There are those who believe it’s time for hockey’s so called “culture” to change. If that is ever going to take place the National Hockey League will have to take a serious look at the Lords of the Rink, the games leaders.

Last week the New York Times published an expose concerning the death of former New York Rangers tough guy Derek Boogaard. Boogaard died in May of an accidental overdose of alcohol and oxycodone. After Boogaard died, two more NHL enforcers — Winnipeg center Rick Rypien and the recently retired Wade Belak — also died suddenly. It was the darkest summer in hockey history. Boogaard, Rypien and Belak all suffered from serious head trauma throughout their NHL careers.

Sidney Crosby isn’t a tough hockey player along the lines of the roles Boogaard, Rypien and Belak served with their teams, but the three players like Crosby all had to deal with the tough nature of hockey.

“Our fans tell us they like the level of physicality in our game,” NHL Commissioner Gary Bettman announced to the media when asked about the New York Times Boogarrd investigative journalist piece last week.

While not quite the same, if Gary Bettman is championing the “physicality in our game” Sidney Crosby’s post-concussion symptoms that is now starting to look like a major issue is a direct result of the “physicality in our game”.

Bettman was correct in pointing out the NHL created the Concussion Working Group, a program established with players’ association in 1997, adding: “Since 1997, we’ve been doing lots and lots and we’ll continue to do lots and lots. But there are no easy answers yet, and people use tragedies to jump to conclusions.”

Sidney Crosby is in a unique position to begin to change the hockey culture and send a message to youngsters playing minor league hockey. If you’re hurt playing hockey, if you have a headache you can’t explain do what’s right and don’t play until you’re healthy again.

“Now, I think our children hopefully will change,” Dr.
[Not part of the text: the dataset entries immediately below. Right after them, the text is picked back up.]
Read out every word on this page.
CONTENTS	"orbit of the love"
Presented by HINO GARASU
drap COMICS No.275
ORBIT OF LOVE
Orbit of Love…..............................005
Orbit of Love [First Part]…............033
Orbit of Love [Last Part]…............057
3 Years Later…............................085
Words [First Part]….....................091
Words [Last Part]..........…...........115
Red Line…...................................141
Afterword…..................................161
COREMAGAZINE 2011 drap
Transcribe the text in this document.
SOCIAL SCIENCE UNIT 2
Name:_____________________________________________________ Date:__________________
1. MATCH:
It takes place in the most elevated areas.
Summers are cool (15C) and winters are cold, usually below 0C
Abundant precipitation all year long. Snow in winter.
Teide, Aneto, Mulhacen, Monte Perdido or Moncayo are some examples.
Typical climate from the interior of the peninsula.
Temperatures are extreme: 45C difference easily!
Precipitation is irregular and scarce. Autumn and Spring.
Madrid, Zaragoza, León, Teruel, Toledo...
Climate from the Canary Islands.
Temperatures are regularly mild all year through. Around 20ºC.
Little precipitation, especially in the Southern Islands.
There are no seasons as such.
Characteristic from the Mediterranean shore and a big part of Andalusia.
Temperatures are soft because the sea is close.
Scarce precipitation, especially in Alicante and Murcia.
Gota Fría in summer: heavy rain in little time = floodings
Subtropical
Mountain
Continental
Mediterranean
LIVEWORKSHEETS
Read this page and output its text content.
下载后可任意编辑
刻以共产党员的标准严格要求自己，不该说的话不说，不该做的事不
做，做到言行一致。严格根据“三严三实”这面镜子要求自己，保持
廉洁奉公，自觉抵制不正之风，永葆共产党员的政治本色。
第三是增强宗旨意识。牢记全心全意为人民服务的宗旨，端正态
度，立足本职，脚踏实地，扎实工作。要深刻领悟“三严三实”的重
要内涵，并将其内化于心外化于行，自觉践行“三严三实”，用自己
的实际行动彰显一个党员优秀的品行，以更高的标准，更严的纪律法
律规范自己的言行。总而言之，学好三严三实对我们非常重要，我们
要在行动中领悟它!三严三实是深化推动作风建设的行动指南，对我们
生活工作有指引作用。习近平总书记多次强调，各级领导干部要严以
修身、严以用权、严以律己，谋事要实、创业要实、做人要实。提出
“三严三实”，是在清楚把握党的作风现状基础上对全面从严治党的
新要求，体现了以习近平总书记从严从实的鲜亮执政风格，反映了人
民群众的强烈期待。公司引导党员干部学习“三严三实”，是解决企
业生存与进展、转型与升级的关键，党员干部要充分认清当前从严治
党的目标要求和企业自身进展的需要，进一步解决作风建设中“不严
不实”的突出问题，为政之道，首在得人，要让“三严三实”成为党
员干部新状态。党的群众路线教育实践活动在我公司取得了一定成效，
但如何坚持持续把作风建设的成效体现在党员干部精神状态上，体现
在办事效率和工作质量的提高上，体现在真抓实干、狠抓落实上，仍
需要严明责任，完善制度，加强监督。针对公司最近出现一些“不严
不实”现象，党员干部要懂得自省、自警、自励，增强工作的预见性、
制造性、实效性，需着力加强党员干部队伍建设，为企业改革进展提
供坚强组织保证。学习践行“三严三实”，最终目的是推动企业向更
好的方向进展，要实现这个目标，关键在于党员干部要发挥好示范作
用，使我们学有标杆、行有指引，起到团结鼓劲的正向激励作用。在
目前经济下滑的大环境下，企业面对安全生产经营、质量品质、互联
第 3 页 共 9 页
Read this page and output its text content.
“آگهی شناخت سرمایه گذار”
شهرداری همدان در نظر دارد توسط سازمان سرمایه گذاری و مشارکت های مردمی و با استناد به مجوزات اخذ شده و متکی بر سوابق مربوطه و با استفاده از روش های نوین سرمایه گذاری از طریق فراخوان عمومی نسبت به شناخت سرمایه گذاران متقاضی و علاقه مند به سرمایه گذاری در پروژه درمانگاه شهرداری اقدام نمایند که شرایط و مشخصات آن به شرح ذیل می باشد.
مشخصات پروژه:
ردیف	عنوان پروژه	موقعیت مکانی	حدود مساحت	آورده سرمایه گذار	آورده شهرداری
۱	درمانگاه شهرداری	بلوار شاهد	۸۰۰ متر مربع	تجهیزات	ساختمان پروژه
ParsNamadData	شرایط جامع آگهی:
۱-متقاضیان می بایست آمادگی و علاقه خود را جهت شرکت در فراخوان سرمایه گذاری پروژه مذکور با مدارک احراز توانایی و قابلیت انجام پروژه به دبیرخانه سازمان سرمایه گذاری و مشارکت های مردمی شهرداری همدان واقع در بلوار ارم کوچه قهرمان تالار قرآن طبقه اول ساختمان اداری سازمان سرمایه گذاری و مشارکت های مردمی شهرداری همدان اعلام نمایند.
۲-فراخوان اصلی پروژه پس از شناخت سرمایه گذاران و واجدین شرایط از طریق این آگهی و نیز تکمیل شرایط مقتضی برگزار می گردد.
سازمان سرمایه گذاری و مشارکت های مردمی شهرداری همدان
Mark Aubry, the chief medical officer for Hockey Canada told The Ottawa Citizen. “If you see somebody with their head down, hopefully, out of respect, you actually hold up.”

“Yes, the culture of the game has to change,” said Todd Jackson, a senior manager at Hockey Canada. “Are we done? Absolutely not. We’ve got a lot of work to do.”

Sidney Crosby the face of hockey is 24-years old. He scored the gold medal goal for Canada in the 2010 Winter Olympics. He has already won the NHL’s MVP award. What’s most important – Sidney Crosby has the rest of his life to live, and he has every right to enjoy every moment of his life. In July 2007 Sid the Kid signed a contract extension worth $43.5 million. The money is Crosby’s even if he never plays another NHL game.

As great an example as Sidney Crosby is imagine if you don’t have tens of millions of dollars and you’re a professional hockey player. Imagine if you’re playing professional hockey in the minor leagues. Imagine if you’re a third or fourth line National Hockey League player. The window for a professional athlete is very short, the chance to earn millions is as fleeting for all too many professional hockey players as fleeting as a rainbow.

The Lords of the Rink have tried to put safeguards in place to ensure when a hockey player suffers a concussion they receive all the assistance they need to recover properly. If you’re that hockey player struggling to make it, doing whatever you have to do to play in the National Hockey League would you follow the same example as Sidney Crosby did? Or would you try and play through that injury attempt to mask your injury so you might be able to earn a living playing hockey. Hockey needs Sidney Crosby more than ever, to set the example and lead.